PLAINS TWP. — When she first learned she would likely be a member of the Wilkes-Barre Area School Board, Melissa Etzle Patla conceded she would likely be the lone board critic of the ongoing high school consolidation plan.
That reality became glaring at Monday’s board meeting when she made a motion to put the consolidation question up to voters via referendum.
The idea directly reflected a petition being circulated by the Save Our Schools organization. The petition seeks to put this question on the ballot: “Should Coughlin and Meyers be consolidated into a new high school in Plains, to the exclusion of GAR, at the projected cost of $101 to $118 million?”
None of the other six members present offered a second, effectively killing Patla’s motion.
It was the second time a referendum motion failed. When the board first voted in 2016 to consolidate Meyers and Coughlin, Christine Katscok — who did not run for re-election last year, creating the opening Patla filled — made a motion to put four non-binding questions on the ballot regarding the fate of the district’s three high schools. That motion got a vote, but fell short of a majority.
District Solicitor Ray Wendolowski has repeatedly warned such non-binding referenda are illegal. Asked why, he provided a copy of the “Referendum Handbook” published by the Pennsylvania Governor’s Center for Local Government Services.
The handbook notes: “There are approximately two dozen laws authorizing referenda on various issues.” When it comes to school construction, it explicitly states “advisory questions on school building construction are unlawful.”
That ruling, the book says, hinges primarily on an appeals court decision in a case between the Hempfield School District and the Election Board of Lancaster County.

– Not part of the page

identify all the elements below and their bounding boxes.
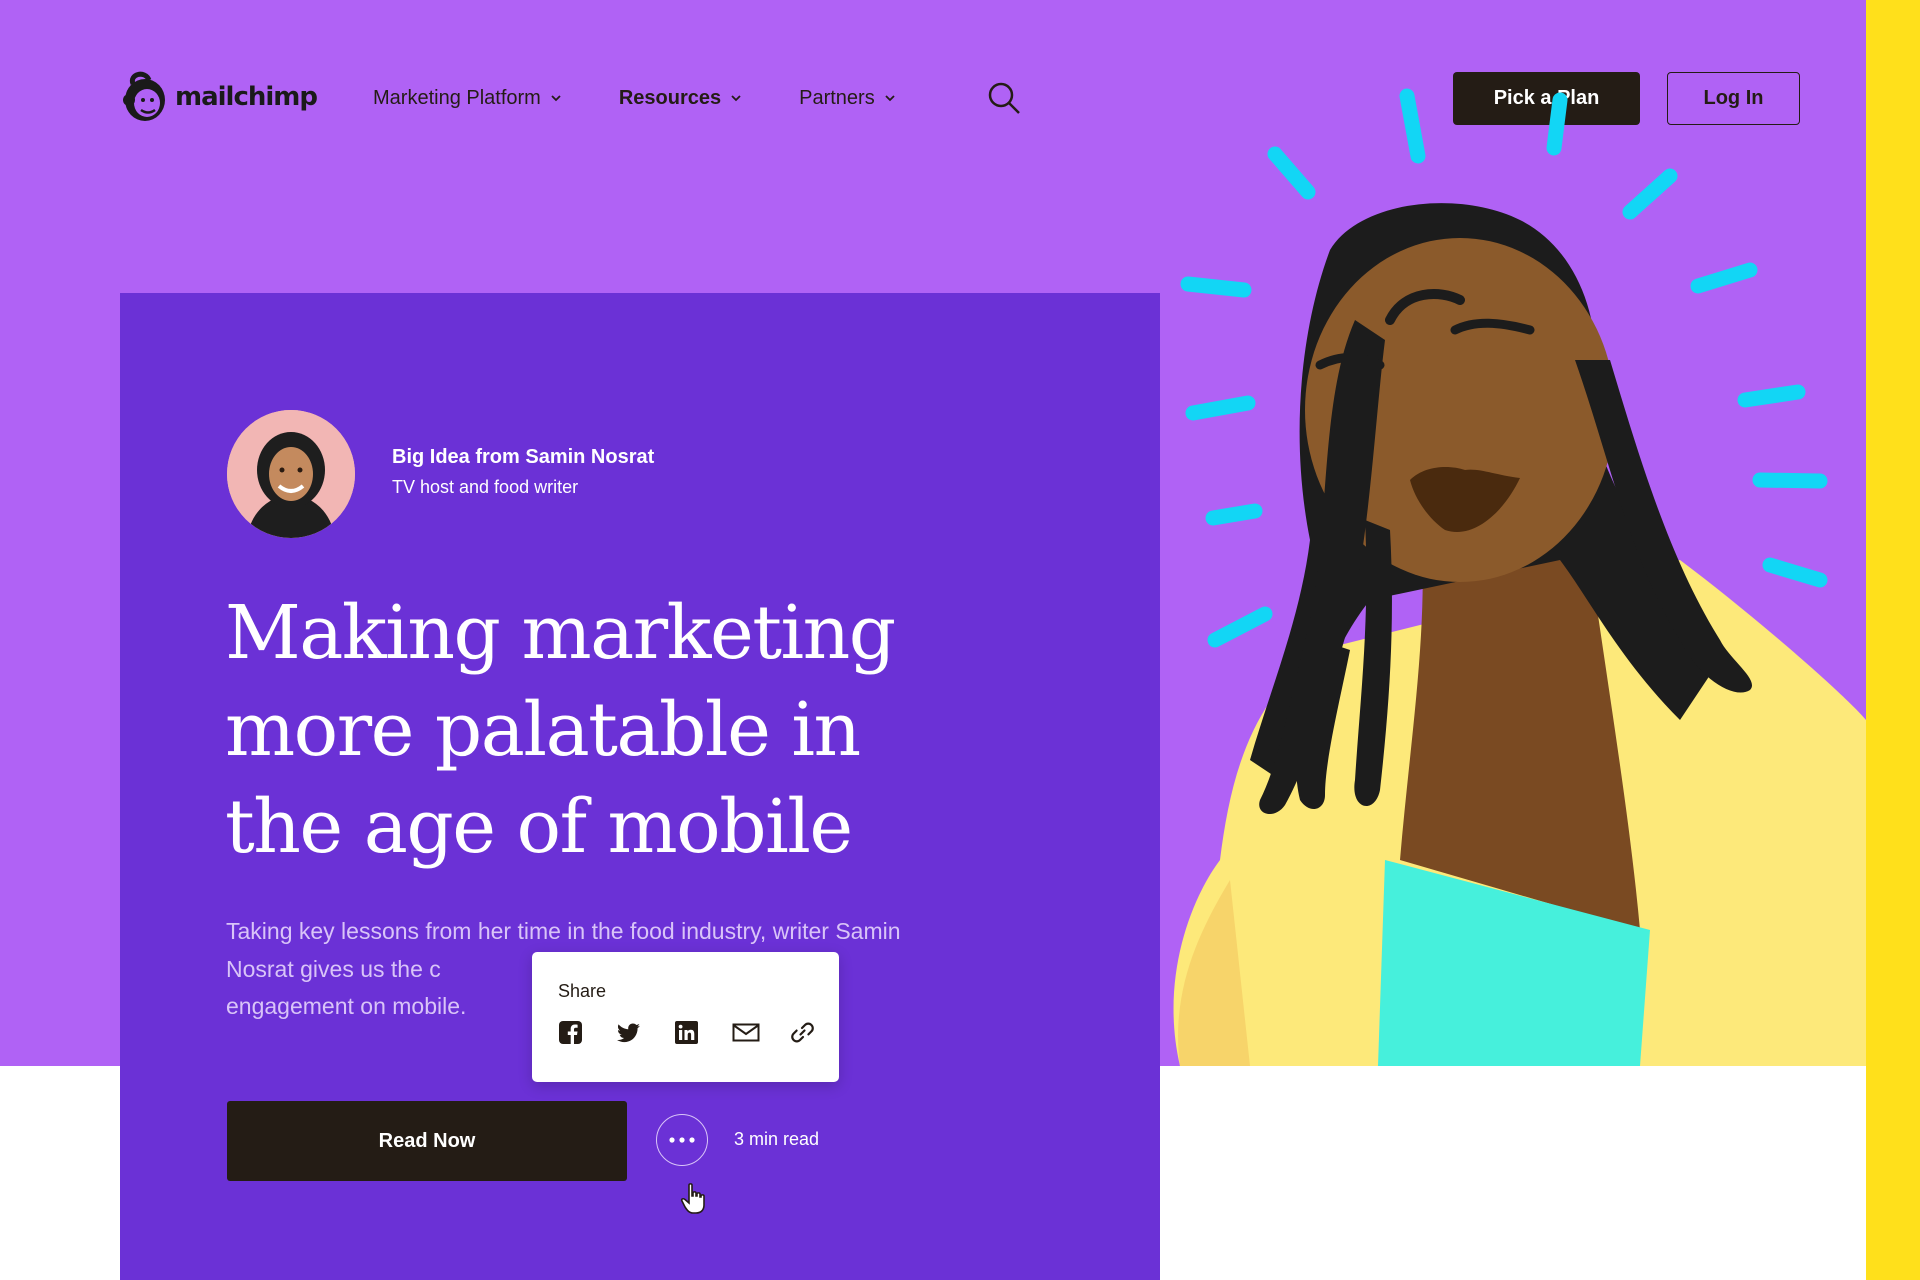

The county board of elections — responding to a request from a citizen group — planned to put a non-binding referendum on the ballot asking if voters approved of a plan to build a new high school. The Hempfield school board filed a request to prohibit the referendum, but the Lancaster County Court of Common Pleas rejected that request. The board appealed. A judge then reversed the lower court’s ruling and blocked the referendum from getting on the ballot.
The judge noted Pennsylvania courts had regularly ruled “there cannot be a non-binding referendum by ballot unless there is a specific constitutional or statutory authorization for it.”
“One of the prices paid for the creation of a representative democracy is the vesting by the electorate of trust and responsibility in its elected representatives,” the decision notes. “Discretion is placed within the hands of the municipal legislators and we must accept the lawful exercise of this discretion. The efficiency of government, its stability, and the protection of the public at large necessitates the creation of certain categories wherein the legislative prerogative is unfettered by the initiative and referendum processes.”
Voters, the judge concluded, can still show disapproval “at the ballot box” by voting against those who support an unpopular decision.
It’s worth noting Hempfield and other cases cited by the judge involved referenda proposed by election boards. At no point does the handbook or the judge’s ruling in Hempfield explicitly bar a school board itself from putting a non-binding referendum on the ballot.
Yet Wendolowski said the repeated rulings against non-binding referenda mean that county election boards will not risk putting an advisory referendum on a ballot regardless of who proposes it.
“If the board attempts to put this on the ballot, we would have to go through the board of elections to do it, and the Luzerne County Board of Elections wouldn’t even consider an advisory referendum,” Wendolowski said.
Luzerne County assistant solicitor Michael Butera, who handles election matters, agreed — and then some.
“We’ve been asked many times since I’ve been the attorney for the election board to put all kinds of referenda on the ballot,” Butera said. “Pennsylvania is very limited in the type of referendum that can be put on the ballot. We cannot put any advisory referendum on the ballot.”
In fact, Butera said, even if a vote on school consolidation were proposed as a binding referendum, it still would be illegal because there is no state law authorizing such a vote. “You can’t do that,” he said.
There is one clear path to a referendum in this case. Act 34 of 1973, the state law regarding school construction, opens with a rather firm warning: “… The board of school directors of any school district … shall not construct, enter into a contract to construct or enter into a contract to lease a new school building or substantial addition to an existing school building without the consent of the electors obtained by referendum … .”
As mandatory as that sounds, the sentence concludes with an out: ” … or without holding a public hearing as hereinafter provided.”
Every new school built and every major renovation of an existing school in Luzerne County since Act 34 passed has been done without an Act 34 referendum. Districts here and statewide have consistently opted for “Act 34 hearings” instead, from Hazleton Area’s district-wide renovation launched in 1995 to Dallas High School — the county’s newest high school building — where classes began in 2011.